I could hardly believe it me self. I was fifteen and left school! At last I could go into the factory to work and earn my own money. I think I grew two more feet tall that weekend as I swaggered about. I was all grown up now.
My Auntie Annie worked in the shirt factory. “Just do as you’re told and you’ll be grand,” she told me.
I met Greta. She was just starting that day too.
We were led into a long room full of big machines. The noise was deafening. It was like heavy thunder on a tin roof.
Foot pedals on the machine were flying as the girls worked flat out and had a shouted conversation with each other about where they’d went dancing at the weekend.. There must have been hundreds of machines all going like lightening. How could the machinists chat and sing over that din!
Scared stiff I wished I’d stayed at school and listened to the teachers.
Greta and me were told to sit at these two machines and were given pieces of striped cloth. “Practice yer sewing and get to know yer machine,” we were instructed.

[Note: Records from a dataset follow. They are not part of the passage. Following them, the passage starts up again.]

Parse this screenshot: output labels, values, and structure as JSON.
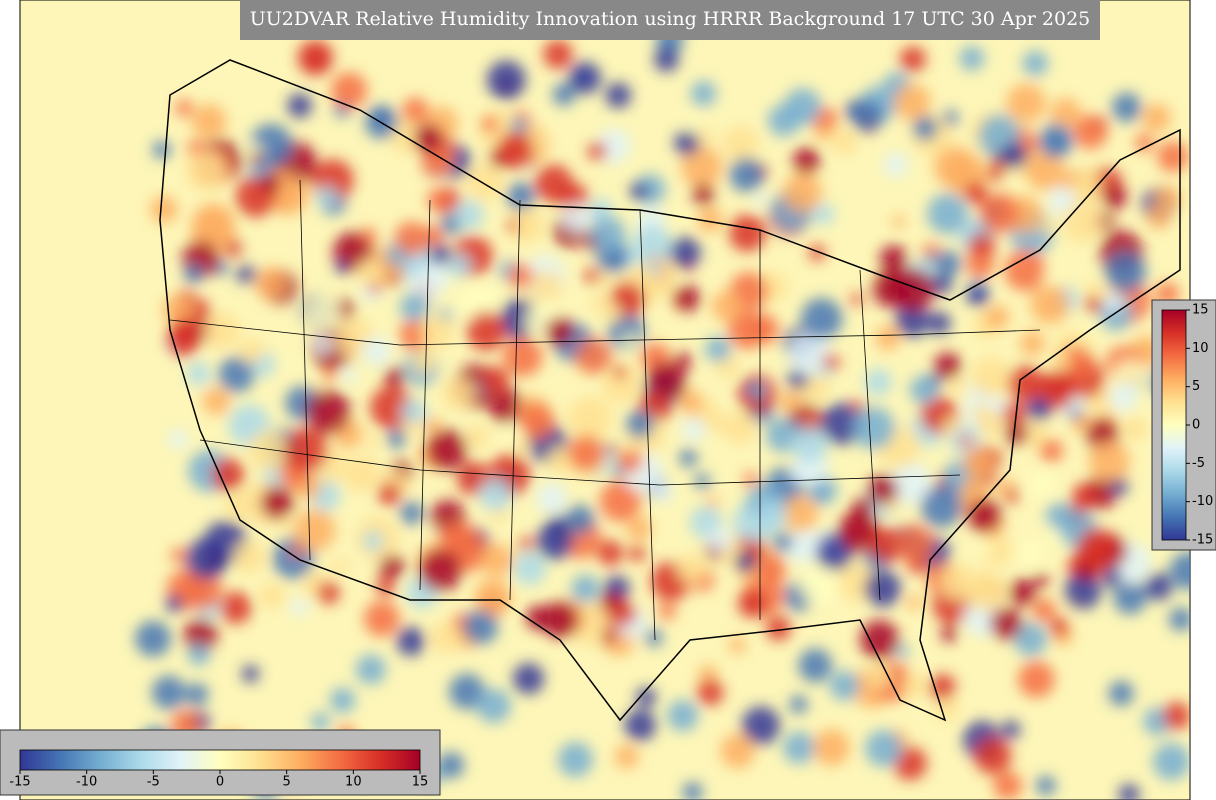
{
  "title": "UU2DVAR Relative Humidity Innovation using HRRR Background 17 UTC 30 Apr 2025",
  "colormap": [
    "#313695",
    "#4575b4",
    "#74add1",
    "#abd9e9",
    "#e0f3f8",
    "#ffffbf",
    "#fee090",
    "#fdae61",
    "#f46d43",
    "#d73027",
    "#a50026"
  ],
  "colorbars": [
    {
      "orientation": "horizontal",
      "range": [
        -15,
        15
      ],
      "ticks": [
        -15,
        -10,
        -5,
        0,
        5,
        10,
        15
      ]
    },
    {
      "orientation": "vertical",
      "range": [
        -15,
        15
      ],
      "ticks": [
        15,
        10,
        5,
        0,
        -5,
        -10,
        -15
      ]
    }
  ]
}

We looked at each other,bewildered. How did you get to know a sewing machine? It wasn’t long before I found out.
Carefully I put the piece of cloth under the needle and pressed the foot pedal. The machine took off like a runaway horse.
” For God sake lift yer foot of the pedal. If ye break the bloody thing on yer first day, John, the mechanic will not thank ye for givin’ him extra work on a Monday,” the woman beside me bawled above the noise. I lifted my foot. The machine slowed, shuddered as if I’d given it a shock and finally stopped.

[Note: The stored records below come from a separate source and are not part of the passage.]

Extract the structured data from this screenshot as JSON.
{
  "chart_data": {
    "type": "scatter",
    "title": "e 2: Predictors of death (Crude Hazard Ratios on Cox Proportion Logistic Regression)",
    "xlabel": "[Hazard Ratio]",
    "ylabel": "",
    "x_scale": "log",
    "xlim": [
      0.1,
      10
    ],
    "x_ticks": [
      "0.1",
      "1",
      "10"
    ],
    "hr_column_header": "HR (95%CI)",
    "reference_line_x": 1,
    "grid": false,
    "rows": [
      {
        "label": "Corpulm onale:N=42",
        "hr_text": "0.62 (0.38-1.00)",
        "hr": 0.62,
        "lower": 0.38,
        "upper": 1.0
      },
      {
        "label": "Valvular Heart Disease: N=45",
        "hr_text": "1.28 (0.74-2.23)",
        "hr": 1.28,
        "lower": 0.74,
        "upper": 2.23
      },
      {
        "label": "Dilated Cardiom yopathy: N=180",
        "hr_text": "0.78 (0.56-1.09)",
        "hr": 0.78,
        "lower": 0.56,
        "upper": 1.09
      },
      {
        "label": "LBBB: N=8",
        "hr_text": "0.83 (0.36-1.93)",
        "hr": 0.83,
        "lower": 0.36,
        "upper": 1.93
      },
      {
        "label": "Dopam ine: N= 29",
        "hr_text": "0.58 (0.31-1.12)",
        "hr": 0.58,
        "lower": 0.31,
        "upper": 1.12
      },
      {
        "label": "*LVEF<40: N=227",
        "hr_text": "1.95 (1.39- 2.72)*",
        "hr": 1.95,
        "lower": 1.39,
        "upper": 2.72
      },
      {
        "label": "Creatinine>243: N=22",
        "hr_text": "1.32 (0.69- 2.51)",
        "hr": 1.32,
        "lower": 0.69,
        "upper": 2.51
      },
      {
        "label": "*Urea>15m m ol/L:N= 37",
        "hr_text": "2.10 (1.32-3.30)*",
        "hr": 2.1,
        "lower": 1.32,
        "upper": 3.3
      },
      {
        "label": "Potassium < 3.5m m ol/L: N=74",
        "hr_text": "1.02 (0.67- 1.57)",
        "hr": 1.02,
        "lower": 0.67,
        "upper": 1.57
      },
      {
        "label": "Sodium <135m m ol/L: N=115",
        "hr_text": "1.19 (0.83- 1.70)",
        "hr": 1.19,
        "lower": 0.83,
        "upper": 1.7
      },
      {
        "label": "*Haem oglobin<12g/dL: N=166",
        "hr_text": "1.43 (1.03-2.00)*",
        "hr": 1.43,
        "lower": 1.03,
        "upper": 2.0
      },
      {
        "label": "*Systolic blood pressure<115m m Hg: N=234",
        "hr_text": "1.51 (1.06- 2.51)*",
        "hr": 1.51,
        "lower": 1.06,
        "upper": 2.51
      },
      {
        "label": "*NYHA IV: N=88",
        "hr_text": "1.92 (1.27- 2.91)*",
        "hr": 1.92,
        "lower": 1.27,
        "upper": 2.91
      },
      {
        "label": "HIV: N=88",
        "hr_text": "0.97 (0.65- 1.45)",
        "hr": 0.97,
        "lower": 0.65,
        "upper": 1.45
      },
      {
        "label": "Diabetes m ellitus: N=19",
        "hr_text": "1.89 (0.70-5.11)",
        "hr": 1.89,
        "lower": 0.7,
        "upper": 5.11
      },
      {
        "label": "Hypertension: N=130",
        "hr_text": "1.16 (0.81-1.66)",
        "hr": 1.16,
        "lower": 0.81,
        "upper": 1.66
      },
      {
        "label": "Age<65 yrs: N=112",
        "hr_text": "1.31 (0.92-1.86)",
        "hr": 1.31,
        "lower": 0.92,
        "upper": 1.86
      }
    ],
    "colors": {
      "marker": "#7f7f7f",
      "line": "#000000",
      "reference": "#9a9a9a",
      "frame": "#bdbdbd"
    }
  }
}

“Now, watch and copy what I’m doin’,” the woman ordered. “Now, do ye think you could copy that?”
“The teachers all said it was what I was best at, copying,”
After dinner time I started to get the hang of how much pressure to apply to the metal pedal. And before clocking off time I was sewing if not exactly straight lines at least it resembled a row of stitching.
“Now, didn’t you do grand for yer first day? Count yourself lucky you didn’t get the needle stuck in your finger.”
I took a step back from the machines.
“Och don’t worry, you’ll only ever do that the wance,” she assured me.
I tell you now; I never forgot my first day in the factory.